Asisten Pemerintahan dan Kesejahteraan Rakyat Setda Kotamobagu, Sahaya Mokoginta, menegaskan bahwa efisiensi anggaran tidak boleh menjadi alasan untuk menurunkan kualitas pelayanan publik. Sebaliknya, kondisi fiskal yang terbatas justru menjadi momentum berharga untuk melakukan pembenahan tata kelola pemerintahan agar menjadi lebih akuntabel, transparan, dan tepat sasaran.
“Efisiensi bukan berarti mengurangi pelayanan. Justru ini kesempatan untuk memastikan setiap rupiah yang dibelanjakan benar-benar memberi dampak nyata bagi masyarakat,” ujar Sahaya Mokoginta.
Selain penguatan disiplin anggaran, pemerintah juga secara aktif mendorong percepatan reformasi birokrasi. Aparatur sipil negara dituntut untuk lebih responsif dan tidak terjebak dalam rutinitas administratif semata. Inovasi dalam pelayanan publik, digitalisasi sistem kerja, serta penguatan koordinasi lintas sektor menjadi bagian integral dari agenda pembaruan yang terus dijalankan.
Fokus pembangunan dalam tahun pertama kepemimpinan ini secara rinci diarahkan pada:
- Pemenuhan Infrastruktur Dasar: Memastikan ketersediaan dan kualitas infrastruktur esensial seperti jalan, air bersih, sanitasi, dan fasilitas publik lainnya.

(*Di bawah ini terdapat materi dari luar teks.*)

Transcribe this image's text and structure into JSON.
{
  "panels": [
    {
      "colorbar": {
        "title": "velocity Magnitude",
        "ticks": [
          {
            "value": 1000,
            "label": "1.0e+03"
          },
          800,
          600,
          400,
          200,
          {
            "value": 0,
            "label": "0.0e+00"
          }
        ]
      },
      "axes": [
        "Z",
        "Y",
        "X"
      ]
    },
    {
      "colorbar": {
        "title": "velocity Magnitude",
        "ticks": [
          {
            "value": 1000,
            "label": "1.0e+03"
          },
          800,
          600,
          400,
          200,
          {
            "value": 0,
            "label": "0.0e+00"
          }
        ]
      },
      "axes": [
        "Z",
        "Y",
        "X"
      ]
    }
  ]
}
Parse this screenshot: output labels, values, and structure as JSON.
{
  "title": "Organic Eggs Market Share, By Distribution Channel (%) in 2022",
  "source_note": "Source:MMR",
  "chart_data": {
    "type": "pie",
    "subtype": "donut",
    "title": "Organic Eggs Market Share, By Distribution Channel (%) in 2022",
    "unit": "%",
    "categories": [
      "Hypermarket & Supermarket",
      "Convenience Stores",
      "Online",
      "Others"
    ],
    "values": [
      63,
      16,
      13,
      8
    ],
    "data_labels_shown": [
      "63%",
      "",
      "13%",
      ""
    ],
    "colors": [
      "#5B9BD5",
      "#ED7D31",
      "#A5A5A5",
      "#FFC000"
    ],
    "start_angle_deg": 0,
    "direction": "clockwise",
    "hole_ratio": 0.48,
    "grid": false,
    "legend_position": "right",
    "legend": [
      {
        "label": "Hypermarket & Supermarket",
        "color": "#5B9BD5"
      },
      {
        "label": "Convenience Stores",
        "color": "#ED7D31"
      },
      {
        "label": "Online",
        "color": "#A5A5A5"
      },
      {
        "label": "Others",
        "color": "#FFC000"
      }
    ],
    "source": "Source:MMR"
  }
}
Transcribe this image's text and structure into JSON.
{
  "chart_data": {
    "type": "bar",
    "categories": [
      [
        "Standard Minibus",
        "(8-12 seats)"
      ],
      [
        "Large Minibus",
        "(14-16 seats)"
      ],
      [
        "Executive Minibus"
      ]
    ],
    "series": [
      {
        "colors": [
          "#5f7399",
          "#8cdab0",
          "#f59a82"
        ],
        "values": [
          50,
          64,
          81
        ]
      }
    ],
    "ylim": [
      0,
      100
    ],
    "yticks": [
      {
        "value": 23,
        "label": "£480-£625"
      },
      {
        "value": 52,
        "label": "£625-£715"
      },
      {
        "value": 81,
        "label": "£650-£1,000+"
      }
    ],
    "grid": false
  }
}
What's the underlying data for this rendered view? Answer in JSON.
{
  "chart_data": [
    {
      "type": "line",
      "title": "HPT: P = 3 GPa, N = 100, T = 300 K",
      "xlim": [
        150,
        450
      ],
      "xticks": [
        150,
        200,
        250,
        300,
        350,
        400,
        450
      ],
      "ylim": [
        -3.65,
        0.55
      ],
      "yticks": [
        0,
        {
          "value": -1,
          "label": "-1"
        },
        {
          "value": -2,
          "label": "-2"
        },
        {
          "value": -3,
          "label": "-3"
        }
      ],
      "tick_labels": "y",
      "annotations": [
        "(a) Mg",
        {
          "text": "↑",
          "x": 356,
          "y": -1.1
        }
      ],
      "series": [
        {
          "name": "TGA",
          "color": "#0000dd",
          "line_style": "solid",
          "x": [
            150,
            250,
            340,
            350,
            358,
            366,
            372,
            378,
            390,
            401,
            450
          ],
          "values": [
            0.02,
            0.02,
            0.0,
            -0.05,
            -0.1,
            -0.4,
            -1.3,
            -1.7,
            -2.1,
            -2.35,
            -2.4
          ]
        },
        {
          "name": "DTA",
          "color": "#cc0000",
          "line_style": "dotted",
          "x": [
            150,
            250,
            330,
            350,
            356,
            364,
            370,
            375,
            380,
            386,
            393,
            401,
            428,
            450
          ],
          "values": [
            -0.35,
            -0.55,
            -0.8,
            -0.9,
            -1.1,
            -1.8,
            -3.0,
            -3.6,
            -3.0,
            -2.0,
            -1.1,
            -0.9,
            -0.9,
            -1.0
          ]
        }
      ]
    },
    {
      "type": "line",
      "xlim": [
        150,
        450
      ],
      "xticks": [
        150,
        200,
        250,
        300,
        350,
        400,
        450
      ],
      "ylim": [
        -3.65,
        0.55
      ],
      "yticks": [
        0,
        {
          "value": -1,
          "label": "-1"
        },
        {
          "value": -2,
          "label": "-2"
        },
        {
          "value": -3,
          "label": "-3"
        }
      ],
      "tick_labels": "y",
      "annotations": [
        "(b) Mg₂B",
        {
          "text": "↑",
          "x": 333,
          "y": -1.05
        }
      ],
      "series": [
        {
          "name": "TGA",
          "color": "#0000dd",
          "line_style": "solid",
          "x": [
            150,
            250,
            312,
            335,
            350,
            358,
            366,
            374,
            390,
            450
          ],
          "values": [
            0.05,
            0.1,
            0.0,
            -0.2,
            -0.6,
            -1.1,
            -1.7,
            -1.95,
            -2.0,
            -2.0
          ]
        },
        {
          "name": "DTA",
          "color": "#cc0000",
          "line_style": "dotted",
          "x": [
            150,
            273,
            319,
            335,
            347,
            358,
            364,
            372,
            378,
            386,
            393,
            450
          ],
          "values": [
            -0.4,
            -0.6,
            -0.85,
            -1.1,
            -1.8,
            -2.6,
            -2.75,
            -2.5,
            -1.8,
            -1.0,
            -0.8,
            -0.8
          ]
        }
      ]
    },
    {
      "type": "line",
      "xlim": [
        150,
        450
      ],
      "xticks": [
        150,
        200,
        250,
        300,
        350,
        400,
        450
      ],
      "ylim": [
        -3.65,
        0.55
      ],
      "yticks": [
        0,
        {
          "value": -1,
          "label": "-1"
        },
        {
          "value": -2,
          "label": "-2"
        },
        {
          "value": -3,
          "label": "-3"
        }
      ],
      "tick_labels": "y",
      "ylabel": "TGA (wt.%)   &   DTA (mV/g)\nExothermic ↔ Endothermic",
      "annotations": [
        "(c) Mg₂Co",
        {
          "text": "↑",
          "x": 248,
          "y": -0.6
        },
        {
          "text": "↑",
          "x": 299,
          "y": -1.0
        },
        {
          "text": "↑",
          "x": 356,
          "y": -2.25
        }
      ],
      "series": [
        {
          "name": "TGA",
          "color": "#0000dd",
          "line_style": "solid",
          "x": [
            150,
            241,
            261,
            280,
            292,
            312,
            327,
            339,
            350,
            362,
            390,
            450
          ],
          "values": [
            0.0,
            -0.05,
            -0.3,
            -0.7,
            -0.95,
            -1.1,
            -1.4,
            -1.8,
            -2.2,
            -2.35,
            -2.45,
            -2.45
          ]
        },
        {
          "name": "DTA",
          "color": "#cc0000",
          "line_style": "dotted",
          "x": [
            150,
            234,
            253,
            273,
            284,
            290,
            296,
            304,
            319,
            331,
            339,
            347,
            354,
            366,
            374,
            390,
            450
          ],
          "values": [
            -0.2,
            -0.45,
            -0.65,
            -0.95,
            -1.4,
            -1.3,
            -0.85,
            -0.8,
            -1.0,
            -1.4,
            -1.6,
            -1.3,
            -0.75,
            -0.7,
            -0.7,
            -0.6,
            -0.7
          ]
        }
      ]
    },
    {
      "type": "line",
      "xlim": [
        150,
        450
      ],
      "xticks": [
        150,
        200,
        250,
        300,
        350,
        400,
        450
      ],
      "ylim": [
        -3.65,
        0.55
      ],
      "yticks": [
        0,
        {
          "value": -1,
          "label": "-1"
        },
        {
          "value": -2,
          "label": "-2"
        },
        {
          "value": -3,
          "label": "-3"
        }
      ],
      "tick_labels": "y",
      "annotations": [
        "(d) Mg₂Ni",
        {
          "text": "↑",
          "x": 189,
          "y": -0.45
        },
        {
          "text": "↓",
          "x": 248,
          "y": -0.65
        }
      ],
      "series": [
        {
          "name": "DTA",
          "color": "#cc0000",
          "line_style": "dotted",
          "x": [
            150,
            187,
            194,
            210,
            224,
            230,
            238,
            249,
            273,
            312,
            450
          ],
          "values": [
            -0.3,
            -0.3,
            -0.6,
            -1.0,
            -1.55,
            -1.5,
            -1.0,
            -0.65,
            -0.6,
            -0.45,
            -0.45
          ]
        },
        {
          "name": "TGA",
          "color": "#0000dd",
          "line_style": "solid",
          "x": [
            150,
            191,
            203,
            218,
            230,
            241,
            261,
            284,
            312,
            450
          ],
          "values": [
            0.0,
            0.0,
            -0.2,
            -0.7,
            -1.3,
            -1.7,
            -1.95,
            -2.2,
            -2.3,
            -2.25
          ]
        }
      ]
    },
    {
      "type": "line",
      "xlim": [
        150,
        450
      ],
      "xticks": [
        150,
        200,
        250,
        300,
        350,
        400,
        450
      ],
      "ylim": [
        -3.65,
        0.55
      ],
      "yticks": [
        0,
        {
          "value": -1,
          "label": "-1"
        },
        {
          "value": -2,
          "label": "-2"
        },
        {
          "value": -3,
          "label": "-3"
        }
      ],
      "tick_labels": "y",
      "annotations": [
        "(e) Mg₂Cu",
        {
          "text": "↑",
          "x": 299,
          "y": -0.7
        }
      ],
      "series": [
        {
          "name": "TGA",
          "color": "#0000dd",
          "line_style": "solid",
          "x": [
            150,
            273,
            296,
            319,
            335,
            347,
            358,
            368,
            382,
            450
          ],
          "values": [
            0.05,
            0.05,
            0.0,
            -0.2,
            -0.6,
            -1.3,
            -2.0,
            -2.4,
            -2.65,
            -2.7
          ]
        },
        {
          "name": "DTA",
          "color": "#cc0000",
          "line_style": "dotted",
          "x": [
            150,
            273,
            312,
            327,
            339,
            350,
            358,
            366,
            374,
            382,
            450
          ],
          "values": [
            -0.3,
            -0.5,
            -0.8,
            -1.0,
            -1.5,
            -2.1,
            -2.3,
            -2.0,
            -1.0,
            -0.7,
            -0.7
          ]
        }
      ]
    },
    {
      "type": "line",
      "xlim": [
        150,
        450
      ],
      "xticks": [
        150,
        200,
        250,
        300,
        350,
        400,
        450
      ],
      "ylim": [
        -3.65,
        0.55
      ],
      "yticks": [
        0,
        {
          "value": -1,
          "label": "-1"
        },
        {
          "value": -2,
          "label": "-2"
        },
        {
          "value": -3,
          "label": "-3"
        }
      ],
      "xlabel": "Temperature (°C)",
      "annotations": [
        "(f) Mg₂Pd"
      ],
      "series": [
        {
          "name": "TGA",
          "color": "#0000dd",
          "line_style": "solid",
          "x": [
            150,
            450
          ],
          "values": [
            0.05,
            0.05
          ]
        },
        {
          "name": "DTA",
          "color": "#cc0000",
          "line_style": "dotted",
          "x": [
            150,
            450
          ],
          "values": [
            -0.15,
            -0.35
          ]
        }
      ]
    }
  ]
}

- Penguatan Sektor Usaha Mikro, Kecil, dan Menengah (UMKM): Memberikan dukungan dan stimulus bagi pertumbuhan UMKM sebagai tulang punggung ekonomi lokal.
- Pengendalian Inflasi Daerah: Mengambil langkah-langkah strategis untuk menjaga stabilitas harga barang dan jasa, sehingga daya beli masyarakat tetap terjaga.
- Peningkatan Kualitas Sumber Daya Manusia (SDM): Berinvestasi dalam pengembangan kapasitas dan kompetensi masyarakat melalui berbagai program pendidikan dan pelatihan.
Pemerintah daerah memandang sektor-sektor ini sebagai fondasi krusial yang akan menentukan daya tahan dan stabilitas ekonomi daerah dalam jangka panjang. Oleh karena itu, kolaborasi yang erat dengan Dewan Perwakilan Rakyat Daerah (DPRD), Forum Koordinasi Pimpinan Daerah (Forkopimda), serta berbagai pelaku usaha menjadi kunci dalam menjaga stabilitas kebijakan pembangunan.
Partisipasi aktif masyarakat juga terus dibuka sebagai bentuk kontrol sosial terhadap jalannya pemerintahan. Dengan demikian, diharapkan setiap kebijakan yang diambil oleh pemerintah benar-benar berpihak pada kepentingan publik dan dapat dipertanggungjawabkan.
Meskipun tantangan fiskal belum sepenuhnya mereda, tahun pertama kepemimpinan Weny Gaib dan Rendy Mangkat telah berhasil membangun fondasi pengelolaan anggaran yang lebih disiplin dan terarah. Pemerintah menegaskan bahwa efisiensi bukanlah penghambat pembangunan, melainkan sebuah instrumen penting untuk memastikan setiap kebijakan yang dijalankan menjadi lebih tajam, terukur, dan memberikan manfaat sebesar-besarnya bagi seluruh masyarakat Kotamobagu.